A reader asked:
I really want to stop renting and own my own house. But I’m in my mid thirties and my credit score is very poor.
I’ve been careless and sometimes stupid, there were two defaults in 2018 and several more before that. None of them yet repaid. I’ve not used my credit card since January but the balance is huge.
Can this be done? Is it worth trying to fix this?
You have to decide if “really wanting a house” is a serious aim, something you are prepared to give up other things to achieve or is it just a vague daydream.
To get a mortgage you will need to do three things:
- Pay off a lot of debt – clear all the defaults and get other debts down;
- Save a deposit; and
- Repair your credit record;
1. Pay off a lot of debt
The defaulted debts
Your aim is to show a future mortgage lender that your debt problems are as far in the past as possible.
This means repaying all the defaulted debt as soon as possible.
As a rule of thumb, there are likely to be high street lenders that will offer mortgages at an OK rate if:
- all your defaults are more than three years old and
- they were all repaid more than a year before.
So that should be your target. You should go through a broker to apply for a mortgage – you don’t want to apply to a lender with stricter criteria – but for now this is what you should be working towards.
You need to set up payment arrangements to clear these defaulted debts. Many of them may already have interest frozen, if not, make sure you ask for this to be done.
Your other debts
If you have debts with missed payments, these ideally need to be cleared, but in three or four years time if the balance are falling fast (not just minimum payments on the cards) and you haven’t missed any more payments, that may be ok.
Even debts with no problems showing need to be falling – if you think your credit card balances are huge, a mortgage lender may well think so too… And you are paying interest on this so the faster you can pay off debt, the less interest you get charged the next month.
2. Save a deposit
This has to be done! But the timing of it when you also need to repay debts is a hard balancing act:
- paying off debts first puts your problems further in the past, which looks better to a mortgage lender;
- paying off debt you are being charged interest on saves you money, speeding up the process;
- saving in a LISA for longer maximises the help you can get from the government.
When you have some idea about how long it’s going to take you to sort out the debts and save a deposit, it’s easier to think about the order to do these things. See Save a house deposit or pay off debt? which looks at this in detail.
3. Repair your credit record
You may think this one should have come first. But there is no magic trick to repairing your credit record, it just takes time!
The debts with defaults will disappear from your credit record six years after the default date. So the last ones will go in 2024.

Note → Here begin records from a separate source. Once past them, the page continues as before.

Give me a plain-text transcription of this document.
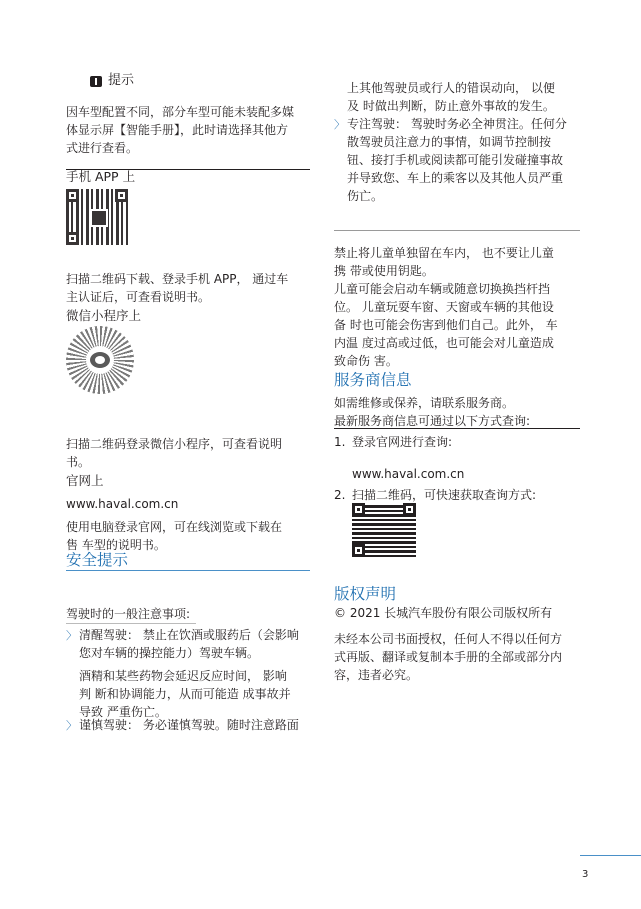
提示
因车型配置不同，部分车型可能未装配多媒
体显示屏【智能手册】，此时请选择其他方
式进行查看。
手机 APP 上
扫描二维码下载、登录手机 APP， 通过车
主认证后，可查看说明书。
微信小程序上
扫描二维码登录微信小程序，可查看说明
书。
官网上
www.haval.com.cn
使用电脑登录官网，可在线浏览或下载在
售 车型的说明书。
安全提示
驾驶时的一般注意事项:
〉 清醒驾驶： 禁止在饮酒或服药后（会影响
您对车辆的操控能力）驾驶车辆。
酒精和某些药物会延迟反应时间， 影响
判 断和协调能力，从而可能造 成事故并
导致 严重伤亡。
〉 谨慎驾驶： 务必谨慎驾驶。随时注意路面
上其他驾驶员或行人的错误动向， 以便
及 时做出判断，防止意外事故的发生。
〉 专注驾驶： 驾驶时务必全神贯注。任何分
散驾驶员注意力的事情，如调节控制按
钮、接打手机或阅读都可能引发碰撞事故
并导致您、车上的乘客以及其他人员严重
伤亡。
禁止将儿童单独留在车内， 也不要让儿童
携 带或使用钥匙。
儿童可能会启动车辆或随意切换换挡杆挡
位。 儿童玩耍车窗、天窗或车辆的其他设
备 时也可能会伤害到他们自己。此外， 车
内温 度过高或过低，也可能会对儿童造成
致命伤 害。
服务商信息
如需维修或保养，请联系服务商。
最新服务商信息可通过以下方式查询:
1. 登录官网进行查询:
www.haval.com.cn
2. 扫描二维码，可快速获取查询方式:
版权声明
© 2021 长城汽车股份有限公司版权所有
未经本公司书面授权，任何人不得以任何方
式再版、翻译或复制本手册的全部或部分内
容，违者必究。
3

That may sound like a long time. But is it? It sounds a though it’s going to take a few years to clear debt and save a deposit. Although your credit record may feel like the biggest obstacle, it may sort itself out while you actively tackle the debts and save.
Also you don’t need a perfect credit record to get a mortgage, so you may not need to wait that long. Repaying problem debt won’t increase your credit score, but it will help with a mortgage application.
The key thing here is to prevent any further harm to your credit record during this time:
- getting payment arrangements in place for your defaulted debts won’t just help clear them, it also stops getting CCJs, which would be a disaster for a mortgage application;
- miss one payment in 2021 and you are putting back your mortgage payment by years! Set up Direct Debits wherever possible to avoid making a mistake;
- be very careful when you switch utility or mobile providers that you have paid the final bill – don’t cancel the DD too soon.
Timescales, speeding things up and realism…
How long this will all take depends on how large your debts are what house prices are like in your area and how much spare income you have to pay off debt and save a deposit.
The reader said they had been “careless and sometimes stupid”. It’s good to be honest about whether this was simple overspending and lack of attention to bills, or whether it’s your income and the cost of renting that is the real issue.
If just repaying your debts looks impossible, let alone saving a deposit, get some good debt advice. Don’t let worries about your credit rating or a future mortgage stop this, because until you can deal with your debts, you have no hope of owning your own house.
But if it should be possible…
Have a look at ways you could speed up debt repayments. If you were given unaffordable credit, from payday loans to credit cards and overdrafts, could you make an affordabilty complaint?
Can you make major cut backs in your spending? If cutting down dramatically on holidays, takeaways, gadgets etc could save thousands a year, you have to decide if buying a house really is your most important ambition, important enough for the changes to your lifestyle.
At 35 this isn’t a decision you can put off much longer. A few years now to sort your debts out and save a deposit leaves enough time for a mortgage to be repaid before you retire. Wait till 45 and for many people it would be impossible.